Lory sorrise e annuì, quindi si girò e fece un cenno alle sue spalle:

- Professor Jersey! Venga!

Un uomo sulla cinquantina, imbardato in una pesante giacca a vento e con una grossa valigetta di cuoio in una mano, si avvicinò circospetto alla ragazza, guardandola con ammirazione:

- Perfetto, ragazza mia.

Aprì con uno scatto la valigetta, tirandone fuori uno stetoscopio. Nel vederlo la foca emise un altro mugolio, più spaventato, e fece per indietreggiare.

- No, no! Stai tranquilla – la rassicurò Lory – Non ti farà niente…

L’animale sembrò guardarla e si calmò un poco. Il professor Jersey indossò lo stetoscopio e le accarezzò la pancia, grossa e rotonda come una luna piena:

- Buona bella… Sentiamo come va…

Passò lo strumento sul pelo lustro della foca, che si lamentò:

- E’ di ferro…! Non mi piace…!

- Sta controllando come sta il tuo piccolo – le disse Lory, accarezzandole con due dita il muso umido – abbi pazienza.

L’animale abbaiò, muovendo la coda con fare un po’ seccato.

- Bene. – sentenziò alla fine il professore – Entrambi in gran forma…!

- Quanto manca, professore?

- Poco, poco…! – gongolò lui, e prese a controllare la testa dell’animale, finchè non trovò un piccolo orecchino di plastica, con attaccato un trasmettitore – Per fortuna c’è ancora!

- Me l’ha messo lui quell’affare?! – protestò la foca nasale.

- Così possiamo sapere dove sei. – le spiegò Lory premurosa – E quando sarà il gran momento, potremmo venire a controllare che vada tutto bene.

La foca sembrò guardarla un istante e poi abbaiò in assenso; si voltò e si ridiresse goffamente in acqua, zompettando nella spuma.

- Grazie!

- Fai attenzione!

La ragazza guardò la foca finchè non scomparve tra i flutti, quindi si alzò e si voltò verso il professor Jersey, che guardava il limite bianco delle onde con aria trasognata:

- Sarà il secondo cucciolo in una settimana! I nostri dati erano giusti!

- Già. – gli sorrise Lory di rimando.

- Per quanto l’alichero sia una specie poco a rischio, ero preoccupato dei dati sulle nascite dello scorso anno… - borbottò a mezza voce – Grazie al cielo la situazione sembra in miglioramento!

Lory annuì e  gli trottò dietro, mentre con indifferenza cercava di registrarsi per la centesima volta quell’altro assurdo nome della foca grigia (che cavolo voleva dire, poi, alichero?!). Il professore continuò a parlare praticamente da solo per dieci minuti, mentre si dirigevano alla stazione di ricerca, e alla fine si voltò verso la giapponese e sorrise:

- Tu, poi, ci sei di grandissimo aiuto! – disse allegro – Hai un così buon rapporto con gli animali…! Nemmeno ti capissero!

Il sorriso della ragazza ebbe un tremito, ma lei riuscì comunque a restare impassibile, limitandosi a ridacchiare.

Oh, invece la capivano!

E lei capiva perfettamente loro, come capiva le persone.

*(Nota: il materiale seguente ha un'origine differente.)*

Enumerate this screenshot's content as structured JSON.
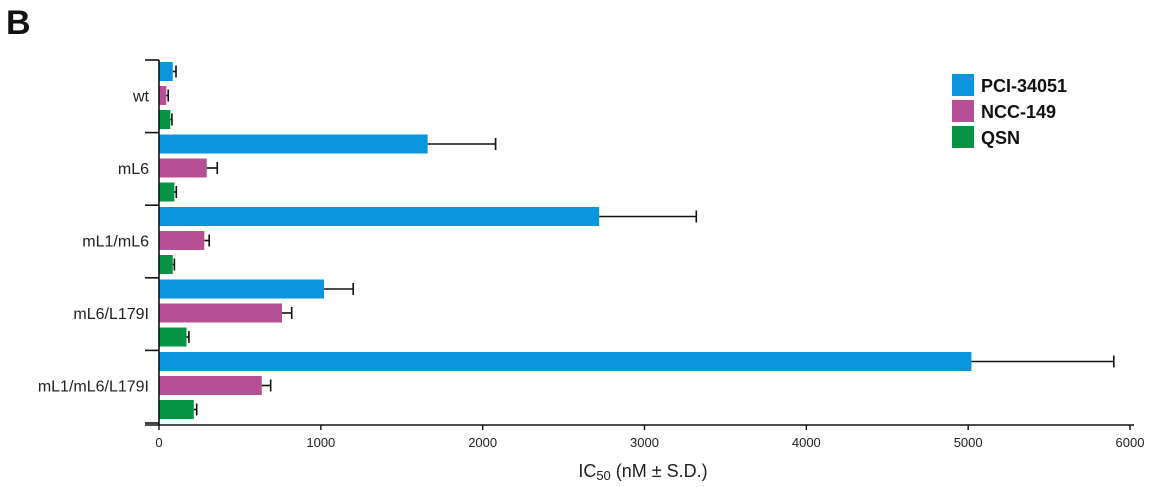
{
  "panel_letter": "B",
  "chart_data": {
    "type": "bar",
    "orientation": "horizontal",
    "categories": [
      "wt",
      "mL6",
      "mL1/mL6",
      "mL6/L179I",
      "mL1/mL6/L179I"
    ],
    "series": [
      {
        "name": "PCI-34051",
        "color": "#0a95dd",
        "values": [
          85,
          1660,
          2720,
          1020,
          5020
        ],
        "errors": [
          20,
          420,
          600,
          180,
          880
        ]
      },
      {
        "name": "NCC-149",
        "color": "#b64f93",
        "values": [
          45,
          295,
          280,
          760,
          635
        ],
        "errors": [
          12,
          65,
          30,
          60,
          55
        ]
      },
      {
        "name": "QSN",
        "color": "#069444",
        "values": [
          70,
          95,
          85,
          170,
          215
        ],
        "errors": [
          10,
          12,
          10,
          15,
          18
        ]
      }
    ],
    "xlabel": "IC50 (nM ± S.D.)",
    "xlabel_main": "IC",
    "xlabel_sub": "50",
    "xlabel_suffix": " (nM ± S.D.)",
    "xlim": [
      0,
      6000
    ],
    "xticks": [
      0,
      1000,
      2000,
      3000,
      4000,
      5000,
      6000
    ],
    "xtick_labels": [
      "0",
      "1000",
      "2000",
      "3000",
      "4000",
      "5000",
      "6000"
    ],
    "grid": false,
    "legend_position": "top-right",
    "error_bars": "one-sided, plus S.D."
  }
}
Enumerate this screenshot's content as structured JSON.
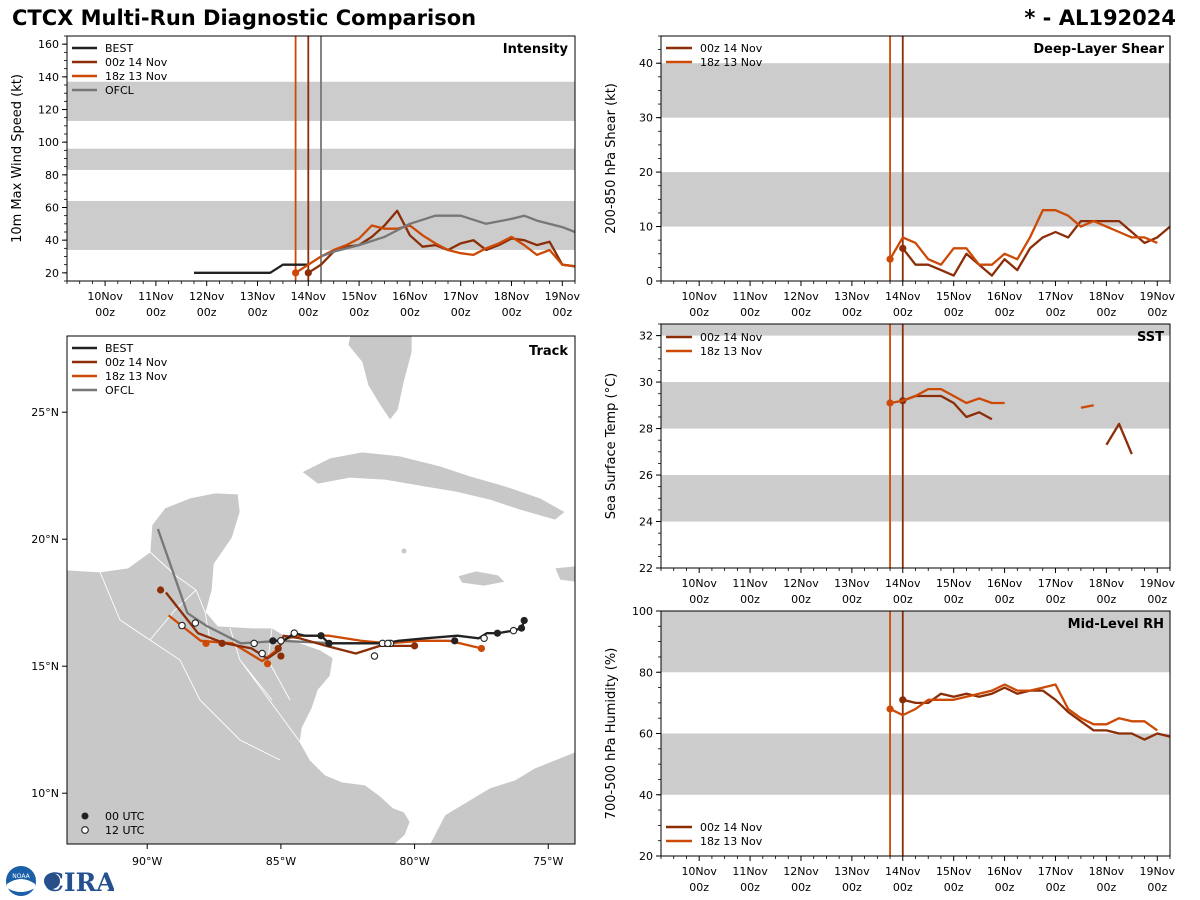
{
  "header": {
    "title": "CTCX Multi-Run Diagnostic Comparison",
    "storm_id": "* - AL192024"
  },
  "logo": {
    "text": "CIRA",
    "seal_text": "NOAA"
  },
  "colors": {
    "best": "#222222",
    "run00z": "#8B2E08",
    "run18z": "#CC4A06",
    "ofcl": "#777777",
    "band": "#cccccc",
    "land": "#c8c8c8"
  },
  "time_axis": {
    "tick_labels": [
      {
        "day": "10Nov",
        "hour": "00z"
      },
      {
        "day": "11Nov",
        "hour": "00z"
      },
      {
        "day": "12Nov",
        "hour": "00z"
      },
      {
        "day": "13Nov",
        "hour": "00z"
      },
      {
        "day": "14Nov",
        "hour": "00z"
      },
      {
        "day": "15Nov",
        "hour": "00z"
      },
      {
        "day": "16Nov",
        "hour": "00z"
      },
      {
        "day": "17Nov",
        "hour": "00z"
      },
      {
        "day": "18Nov",
        "hour": "00z"
      },
      {
        "day": "19Nov",
        "hour": "00z"
      }
    ]
  },
  "chart_data": [
    {
      "id": "intensity",
      "type": "line",
      "panel_label": "Intensity",
      "ylabel": "10m Max Wind Speed (kt)",
      "xlim_days": [
        9.25,
        19.25
      ],
      "ylim": [
        15,
        165
      ],
      "yticks": [
        20,
        40,
        60,
        80,
        100,
        120,
        140,
        160
      ],
      "ytick_labels": [
        "20",
        "40",
        "60",
        "80",
        "100",
        "120",
        "140",
        "160"
      ],
      "bands": [
        [
          34,
          64
        ],
        [
          83,
          96
        ],
        [
          113,
          137
        ]
      ],
      "init_lines": [
        {
          "series": "18z 13 Nov",
          "day": 13.75
        },
        {
          "series": "00z 14 Nov",
          "day": 14.0
        },
        {
          "series": "OFCL",
          "day": 14.25
        }
      ],
      "legend": [
        "BEST",
        "00z 14 Nov",
        "18z 13 Nov",
        "OFCL"
      ],
      "series": [
        {
          "name": "BEST",
          "color_key": "best",
          "days": [
            11.75,
            12.0,
            12.5,
            13.0,
            13.25,
            13.5,
            13.75,
            14.0
          ],
          "values": [
            20,
            20,
            20,
            20,
            20,
            25,
            25,
            25
          ]
        },
        {
          "name": "00z 14 Nov",
          "color_key": "run00z",
          "start_marker": true,
          "days": [
            14.0,
            14.25,
            14.5,
            14.75,
            15.0,
            15.25,
            15.5,
            15.75,
            16.0,
            16.25,
            16.5,
            16.75,
            17.0,
            17.25,
            17.5,
            17.75,
            18.0,
            18.25,
            18.5,
            18.75,
            19.0,
            19.25
          ],
          "values": [
            20,
            25,
            33,
            36,
            37,
            42,
            49,
            58,
            43,
            36,
            37,
            34,
            38,
            40,
            34,
            37,
            41,
            40,
            37,
            39,
            25,
            24
          ]
        },
        {
          "name": "18z 13 Nov",
          "color_key": "run18z",
          "start_marker": true,
          "days": [
            13.75,
            14.0,
            14.25,
            14.5,
            14.75,
            15.0,
            15.25,
            15.5,
            15.75,
            16.0,
            16.25,
            16.5,
            16.75,
            17.0,
            17.25,
            17.5,
            17.75,
            18.0,
            18.25,
            18.5,
            18.75,
            19.0,
            19.25
          ],
          "values": [
            20,
            25,
            30,
            34,
            37,
            41,
            49,
            47,
            47,
            49,
            43,
            38,
            34,
            32,
            31,
            35,
            38,
            42,
            37,
            31,
            34,
            25,
            24
          ]
        },
        {
          "name": "OFCL",
          "color_key": "ofcl",
          "days": [
            14.25,
            14.5,
            15.0,
            15.5,
            16.0,
            16.5,
            17.0,
            17.5,
            18.0,
            18.25,
            18.5,
            19.0,
            19.25
          ],
          "values": [
            30,
            33,
            37,
            42,
            50,
            55,
            55,
            50,
            53,
            55,
            52,
            48,
            45
          ]
        }
      ]
    },
    {
      "id": "shear",
      "type": "line",
      "panel_label": "Deep-Layer Shear",
      "ylabel": "200-850 hPa Shear (kt)",
      "xlim_days": [
        9.25,
        19.25
      ],
      "ylim": [
        0,
        45
      ],
      "yticks": [
        0,
        10,
        20,
        30,
        40
      ],
      "ytick_labels": [
        "0",
        "10",
        "20",
        "30",
        "40"
      ],
      "bands": [
        [
          10,
          20
        ],
        [
          30,
          40
        ]
      ],
      "init_lines": [
        {
          "series": "18z 13 Nov",
          "day": 13.75
        },
        {
          "series": "00z 14 Nov",
          "day": 14.0
        }
      ],
      "legend": [
        "00z 14 Nov",
        "18z 13 Nov"
      ],
      "series": [
        {
          "name": "00z 14 Nov",
          "color_key": "run00z",
          "start_marker": true,
          "days": [
            14.0,
            14.25,
            14.5,
            14.75,
            15.0,
            15.25,
            15.5,
            15.75,
            16.0,
            16.25,
            16.5,
            16.75,
            17.0,
            17.25,
            17.5,
            17.75,
            18.0,
            18.25,
            18.5,
            18.75,
            19.0,
            19.25
          ],
          "values": [
            6,
            3,
            3,
            2,
            1,
            5,
            3,
            1,
            4,
            2,
            6,
            8,
            9,
            8,
            11,
            11,
            11,
            11,
            9,
            7,
            8,
            10
          ]
        },
        {
          "name": "18z 13 Nov",
          "color_key": "run18z",
          "start_marker": true,
          "days": [
            13.75,
            14.0,
            14.25,
            14.5,
            14.75,
            15.0,
            15.25,
            15.5,
            15.75,
            16.0,
            16.25,
            16.5,
            16.75,
            17.0,
            17.25,
            17.5,
            17.75,
            18.0,
            18.25,
            18.5,
            18.75,
            19.0
          ],
          "values": [
            4,
            8,
            7,
            4,
            3,
            6,
            6,
            3,
            3,
            5,
            4,
            8,
            13,
            13,
            12,
            10,
            11,
            10,
            9,
            8,
            8,
            7
          ]
        }
      ]
    },
    {
      "id": "sst",
      "type": "line",
      "panel_label": "SST",
      "ylabel": "Sea Surface Temp (°C)",
      "xlim_days": [
        9.25,
        19.25
      ],
      "ylim": [
        22,
        32.5
      ],
      "yticks": [
        22,
        24,
        26,
        28,
        30,
        32
      ],
      "ytick_labels": [
        "22",
        "24",
        "26",
        "28",
        "30",
        "32"
      ],
      "bands": [
        [
          24,
          26
        ],
        [
          28,
          30
        ],
        [
          32,
          34
        ]
      ],
      "init_lines": [
        {
          "series": "18z 13 Nov",
          "day": 13.75
        },
        {
          "series": "00z 14 Nov",
          "day": 14.0
        }
      ],
      "legend": [
        "00z 14 Nov",
        "18z 13 Nov"
      ],
      "series": [
        {
          "name": "00z 14 Nov",
          "color_key": "run00z",
          "start_marker": true,
          "segments": [
            {
              "days": [
                14.0,
                14.25,
                14.5,
                14.75,
                15.0,
                15.25,
                15.5,
                15.75
              ],
              "values": [
                29.2,
                29.4,
                29.4,
                29.4,
                29.1,
                28.5,
                28.7,
                28.4
              ]
            },
            {
              "days": [
                18.0,
                18.25,
                18.5
              ],
              "values": [
                27.3,
                28.2,
                26.9
              ]
            }
          ]
        },
        {
          "name": "18z 13 Nov",
          "color_key": "run18z",
          "start_marker": true,
          "segments": [
            {
              "days": [
                13.75,
                14.0,
                14.25,
                14.5,
                14.75,
                15.0,
                15.25,
                15.5,
                15.75,
                16.0
              ],
              "values": [
                29.1,
                29.2,
                29.4,
                29.7,
                29.7,
                29.4,
                29.1,
                29.3,
                29.1,
                29.1
              ]
            },
            {
              "days": [
                17.5,
                17.75
              ],
              "values": [
                28.9,
                29.0
              ]
            }
          ]
        }
      ]
    },
    {
      "id": "rh",
      "type": "line",
      "panel_label": "Mid-Level RH",
      "ylabel": "700-500 hPa Humidity (%)",
      "xlim_days": [
        9.25,
        19.25
      ],
      "ylim": [
        20,
        100
      ],
      "yticks": [
        20,
        40,
        60,
        80,
        100
      ],
      "ytick_labels": [
        "20",
        "40",
        "60",
        "80",
        "100"
      ],
      "bands": [
        [
          40,
          60
        ],
        [
          80,
          100
        ]
      ],
      "init_lines": [
        {
          "series": "18z 13 Nov",
          "day": 13.75
        },
        {
          "series": "00z 14 Nov",
          "day": 14.0
        }
      ],
      "legend": [
        "00z 14 Nov",
        "18z 13 Nov"
      ],
      "series": [
        {
          "name": "00z 14 Nov",
          "color_key": "run00z",
          "start_marker": true,
          "days": [
            14.0,
            14.25,
            14.5,
            14.75,
            15.0,
            15.25,
            15.5,
            15.75,
            16.0,
            16.25,
            16.5,
            16.75,
            17.0,
            17.25,
            17.5,
            17.75,
            18.0,
            18.25,
            18.5,
            18.75,
            19.0,
            19.25
          ],
          "values": [
            71,
            70,
            70,
            73,
            72,
            73,
            72,
            73,
            75,
            73,
            74,
            74,
            71,
            67,
            64,
            61,
            61,
            60,
            60,
            58,
            60,
            59
          ]
        },
        {
          "name": "18z 13 Nov",
          "color_key": "run18z",
          "start_marker": true,
          "days": [
            13.75,
            14.0,
            14.25,
            14.5,
            14.75,
            15.0,
            15.25,
            15.5,
            15.75,
            16.0,
            16.25,
            16.5,
            16.75,
            17.0,
            17.25,
            17.5,
            17.75,
            18.0,
            18.25,
            18.5,
            18.75,
            19.0
          ],
          "values": [
            68,
            66,
            68,
            71,
            71,
            71,
            72,
            73,
            74,
            76,
            74,
            74,
            75,
            76,
            68,
            65,
            63,
            63,
            65,
            64,
            64,
            61
          ]
        }
      ]
    },
    {
      "id": "track",
      "type": "scatter",
      "panel_label": "Track",
      "lon_range": [
        -93,
        -74
      ],
      "lat_range": [
        8,
        28
      ],
      "xtick_values": [
        -90,
        -85,
        -80,
        -75
      ],
      "xtick_labels": [
        "90°W",
        "85°W",
        "80°W",
        "75°W"
      ],
      "ytick_values": [
        10,
        15,
        20,
        25
      ],
      "ytick_labels": [
        "10°N",
        "15°N",
        "20°N",
        "25°N"
      ],
      "legend": [
        "BEST",
        "00z 14 Nov",
        "18z 13 Nov",
        "OFCL"
      ],
      "marker_legend": [
        "00 UTC",
        "12 UTC"
      ],
      "series": [
        {
          "name": "BEST",
          "color_key": "best",
          "lon": [
            -75.9,
            -76.0,
            -76.3,
            -76.9,
            -77.3,
            -77.6,
            -78.4,
            -79.6,
            -80.6,
            -81.1,
            -82.2,
            -83.2,
            -83.5,
            -84.1,
            -84.5,
            -84.9,
            -85.3
          ],
          "lat": [
            16.8,
            16.5,
            16.4,
            16.3,
            16.3,
            16.1,
            16.2,
            16.1,
            16.0,
            15.9,
            15.9,
            15.9,
            16.2,
            16.2,
            16.3,
            16.0,
            16.0
          ],
          "markers": [
            {
              "lon": -75.9,
              "lat": 16.8,
              "kind": "00"
            },
            {
              "lon": -76.0,
              "lat": 16.5,
              "kind": "00"
            },
            {
              "lon": -76.3,
              "lat": 16.4,
              "kind": "12"
            },
            {
              "lon": -76.9,
              "lat": 16.3,
              "kind": "00"
            },
            {
              "lon": -77.4,
              "lat": 16.1,
              "kind": "12"
            },
            {
              "lon": -78.5,
              "lat": 16.0,
              "kind": "00"
            },
            {
              "lon": -81.0,
              "lat": 15.9,
              "kind": "12"
            },
            {
              "lon": -83.2,
              "lat": 15.9,
              "kind": "00"
            },
            {
              "lon": -83.5,
              "lat": 16.2,
              "kind": "00"
            },
            {
              "lon": -84.5,
              "lat": 16.3,
              "kind": "12"
            },
            {
              "lon": -85.3,
              "lat": 16.0,
              "kind": "00"
            }
          ]
        },
        {
          "name": "00z 14 Nov",
          "color_key": "run00z",
          "lon": [
            -80.0,
            -80.6,
            -81.3,
            -82.2,
            -83.3,
            -84.3,
            -84.9,
            -85.1,
            -85.5,
            -86.1,
            -87.1,
            -88.1,
            -89.3
          ],
          "lat": [
            15.8,
            15.8,
            15.8,
            15.5,
            15.8,
            16.1,
            16.2,
            15.6,
            15.3,
            15.7,
            15.9,
            16.3,
            17.9
          ],
          "markers": [
            {
              "lon": -80.0,
              "lat": 15.8,
              "kind": "00"
            },
            {
              "lon": -81.5,
              "lat": 15.4,
              "kind": "12"
            },
            {
              "lon": -85.0,
              "lat": 15.4,
              "kind": "00"
            },
            {
              "lon": -85.1,
              "lat": 15.7,
              "kind": "00"
            },
            {
              "lon": -87.2,
              "lat": 15.9,
              "kind": "00"
            },
            {
              "lon": -89.5,
              "lat": 18.0,
              "kind": "00"
            }
          ]
        },
        {
          "name": "18z 13 Nov",
          "color_key": "run18z",
          "lon": [
            -77.5,
            -78.7,
            -79.8,
            -81.0,
            -82.0,
            -83.2,
            -84.2,
            -84.8,
            -85.2,
            -85.7,
            -86.8,
            -88.0,
            -89.2
          ],
          "lat": [
            15.7,
            16.0,
            16.0,
            15.9,
            16.0,
            16.2,
            16.2,
            16.1,
            15.6,
            15.2,
            15.9,
            16.0,
            17.0
          ],
          "markers": [
            {
              "lon": -77.5,
              "lat": 15.7,
              "kind": "00"
            },
            {
              "lon": -81.2,
              "lat": 15.9,
              "kind": "12"
            },
            {
              "lon": -85.5,
              "lat": 15.1,
              "kind": "00"
            },
            {
              "lon": -85.7,
              "lat": 15.5,
              "kind": "12"
            },
            {
              "lon": -87.8,
              "lat": 15.9,
              "kind": "00"
            },
            {
              "lon": -88.7,
              "lat": 16.6,
              "kind": "12"
            }
          ]
        },
        {
          "name": "OFCL",
          "color_key": "ofcl",
          "lon": [
            -80.9,
            -83.0,
            -85.0,
            -86.5,
            -87.8,
            -88.5,
            -89.6
          ],
          "lat": [
            15.9,
            15.9,
            16.0,
            15.9,
            16.6,
            17.1,
            20.4
          ],
          "markers": [
            {
              "lon": -80.9,
              "lat": 15.9,
              "kind": "12"
            },
            {
              "lon": -85.0,
              "lat": 16.0,
              "kind": "12"
            },
            {
              "lon": -86.0,
              "lat": 15.9,
              "kind": "12"
            },
            {
              "lon": -88.2,
              "lat": 16.7,
              "kind": "12"
            }
          ]
        }
      ]
    }
  ]
}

Lo aveva scoperto circa quattro anni prima, quando aveva cominciato il liceo, durante le vacanze in Egitto coi suoi: le era quasi venuto un colpo quando, per scherzare, aveva rivolto la parola al delfino che saltellava accanto alla loro barca, e quello le aveva risposto! Poi era venuta l’agitazione, il non sapere cosa fare, la paura che le stesse succedendo quel che era accaduto a Strawberry (e l’idea di trovarsi nella vasca da bagno con una coda alla sirenetta), il contattare Kyle e Ryan dall’altra parte dell’oceano… Una gran confusione!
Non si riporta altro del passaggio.